BS EN 16877 pdf free download

BS EN 16877 pdf free download. Animal feeding stuffs: Methods of sampling and analysis 一 Determination of T-2 and HT-2， toxins, Deoxynivalenol and Zearalenone, in feed materials and compound feed by LC-MS.
5.11 Syringe filter:
Small internal volume, Nylon, Pore size: 0,2 urn Nylon.
5.12 LC-MS:
5.12.1 Solvent delivery system capable of delivering a binary gradient at flow rates appropriate for the analytical column in use with sufficient accuracy.
5.12.2 Auto liquid sampler (ALS) capable of injecting an appropriate volume of injection solution with sufficient accuracy, cross-contamination below 0,1 %.
5.12.3 Analytical column capable of separating the four analytes with the following performance:
Peak asymmetry factor at 10 % height: 0,9 <As < 1,4; minimum apparent retention factor for any of the four analytes: k  2; minimum plate number for any of the four analytes: N  1200; minimum resolution between two adjacent analyte peaks: Rs  4.
5.12.4 Mass spectrometer:
An instrument capable of performing selected reaction monitoring (SRM) with a sufficiently wide dynamic range. Any ionization source giving sufficient yield may be employed.
5.13 Balance with readability d = 0,00 1 g or better.
6 Procedures
6.1 Sample preparation
Laboratory samples should be taken and prepared in accordance with European legislation ([1], [2]) where applicable or, in any other case, with EN ISO 6498. The laboratory sample should be finely ground and thoroughly mixed using a mill (5.1) and a mixer (5.2) or another process for which complete homogenization has been demonstrated before a test portion is removed for analysis.

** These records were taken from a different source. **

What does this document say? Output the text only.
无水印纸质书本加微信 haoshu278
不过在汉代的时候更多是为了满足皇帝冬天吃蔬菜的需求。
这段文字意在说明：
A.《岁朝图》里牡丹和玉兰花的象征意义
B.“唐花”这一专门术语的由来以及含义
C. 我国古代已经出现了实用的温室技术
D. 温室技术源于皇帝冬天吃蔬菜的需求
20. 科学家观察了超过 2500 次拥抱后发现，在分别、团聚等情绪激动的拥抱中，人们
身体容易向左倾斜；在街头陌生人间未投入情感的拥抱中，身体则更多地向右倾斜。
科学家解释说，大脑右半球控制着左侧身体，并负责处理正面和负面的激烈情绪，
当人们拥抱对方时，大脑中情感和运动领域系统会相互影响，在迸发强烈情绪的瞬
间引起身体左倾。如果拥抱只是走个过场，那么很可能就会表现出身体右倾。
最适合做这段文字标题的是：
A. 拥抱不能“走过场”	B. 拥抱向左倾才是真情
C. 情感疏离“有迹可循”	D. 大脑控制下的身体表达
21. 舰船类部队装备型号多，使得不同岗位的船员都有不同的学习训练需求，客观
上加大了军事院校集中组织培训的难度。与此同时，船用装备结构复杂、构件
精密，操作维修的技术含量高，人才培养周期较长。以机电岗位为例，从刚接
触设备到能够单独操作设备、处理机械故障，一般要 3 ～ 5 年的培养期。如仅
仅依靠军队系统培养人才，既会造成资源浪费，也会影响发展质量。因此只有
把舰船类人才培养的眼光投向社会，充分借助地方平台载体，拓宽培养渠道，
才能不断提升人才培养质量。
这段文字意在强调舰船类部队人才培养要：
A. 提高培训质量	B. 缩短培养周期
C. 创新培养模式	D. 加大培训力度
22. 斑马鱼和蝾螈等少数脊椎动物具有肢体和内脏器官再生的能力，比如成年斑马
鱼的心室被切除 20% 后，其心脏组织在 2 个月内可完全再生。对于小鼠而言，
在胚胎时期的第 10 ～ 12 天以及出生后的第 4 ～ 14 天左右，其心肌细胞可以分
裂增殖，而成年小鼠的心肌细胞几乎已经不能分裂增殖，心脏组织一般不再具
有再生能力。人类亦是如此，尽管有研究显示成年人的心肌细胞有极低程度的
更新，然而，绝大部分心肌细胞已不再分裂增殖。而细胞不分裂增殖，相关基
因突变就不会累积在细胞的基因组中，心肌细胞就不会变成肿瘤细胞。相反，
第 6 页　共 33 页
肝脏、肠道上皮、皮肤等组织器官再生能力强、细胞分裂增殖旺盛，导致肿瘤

In all instances everything should be at room temperature before any kind of manipulation takes place.
6.2 Extraction
Some of the steps described below are more critical for the accuracy of the results than others. These steps are marked as such and should be carried out with the necessary attention. A scale-up of the test portion size is deemed to be acceptable if such a need is assumed. In that case the amounts of added water, ethyl acetate, and sodium sulphate need to be increased at the same rate, f.i. scale-up by factor of 2: 4 g test portion, 16 ml water, 32 ml ethyl acetate, 16 g sodium sulphate. In no way shall a scale-up be seen as replacement for proper sample preparation (6.1).

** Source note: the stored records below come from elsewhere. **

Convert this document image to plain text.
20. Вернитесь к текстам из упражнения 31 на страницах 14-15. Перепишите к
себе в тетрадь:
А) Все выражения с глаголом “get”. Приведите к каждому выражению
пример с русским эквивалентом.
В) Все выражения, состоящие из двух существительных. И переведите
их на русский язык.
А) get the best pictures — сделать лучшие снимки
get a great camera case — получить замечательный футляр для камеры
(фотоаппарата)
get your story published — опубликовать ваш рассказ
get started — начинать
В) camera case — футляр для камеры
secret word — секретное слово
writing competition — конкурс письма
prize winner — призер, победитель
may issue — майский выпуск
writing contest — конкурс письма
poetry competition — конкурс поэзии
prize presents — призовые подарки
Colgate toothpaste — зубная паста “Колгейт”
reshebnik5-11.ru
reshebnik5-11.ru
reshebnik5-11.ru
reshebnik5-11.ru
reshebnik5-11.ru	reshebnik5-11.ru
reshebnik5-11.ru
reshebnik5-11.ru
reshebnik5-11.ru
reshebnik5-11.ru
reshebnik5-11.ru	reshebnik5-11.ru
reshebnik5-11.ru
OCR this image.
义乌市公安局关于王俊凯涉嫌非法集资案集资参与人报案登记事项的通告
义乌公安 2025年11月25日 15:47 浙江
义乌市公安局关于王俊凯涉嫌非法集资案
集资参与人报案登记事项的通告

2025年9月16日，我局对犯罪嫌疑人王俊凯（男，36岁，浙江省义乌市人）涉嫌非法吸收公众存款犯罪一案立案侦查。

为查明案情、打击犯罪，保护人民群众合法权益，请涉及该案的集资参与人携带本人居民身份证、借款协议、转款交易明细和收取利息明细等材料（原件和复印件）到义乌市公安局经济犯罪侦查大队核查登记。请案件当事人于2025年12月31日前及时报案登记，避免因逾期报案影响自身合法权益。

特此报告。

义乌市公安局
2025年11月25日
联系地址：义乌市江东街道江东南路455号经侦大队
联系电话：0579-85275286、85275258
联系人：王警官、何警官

— For the test portion weigh 1,9 to 2,1 g of the homogeneous sample into a conical polypropylene screw-cap tube (5.3), round and record the weight to the second decimal (the accuracy of this weight is critical for the accuracy of the final result!).
— Add 7,2 to 8,8 ml of deionized water (4.1).
7 Measurements
7.1 General
The LC-MS system shall meet the requirements laid out in 5.12 and its sub-entries.
7.2 LC conditions
Choose an analytical column, mobile phase, gradient settings, and injection volume that let you meet the requirements in 5.12.3 (for examples see Annex B).
7.3 MS conditions
Choose an ion source with sufficient ionization yield for the four analytes and ion source settings such that a stable spray is achieved.
Choose for each analyte an appropriate precursor ion (adducts of the molecule with a Proton, Sodium, Ammonia, etc. in positive mode, or deprotonation, etc. in negative mode). If more than one precursor ion per analyte is detectable choosing the strongest is a good starting point. But one shall be aware that the choice of precursor ion will affect repeatability and, by that, LOD and LOQ.
For SRM select two product ions in the MS/MS spectrum for each selected precursor ion of each analyte. Set up SRM transitions with these precursor/ product ion combinations (for SRM examples see Annex B).
The selected MS settings shall be such that for a relevant feed material with a contamination of ca.
90 .tg/kg DON, 10 gig/kg HT-2 toxin, 10 rig/kg T-2 toxin, and 10 .ig/kg ZON, prepared according to
Clause 6, signal-to-noise ratios (peak-to-peak) of larger than 10 are obtained (see Annex C).BS EN 16877  pdf download.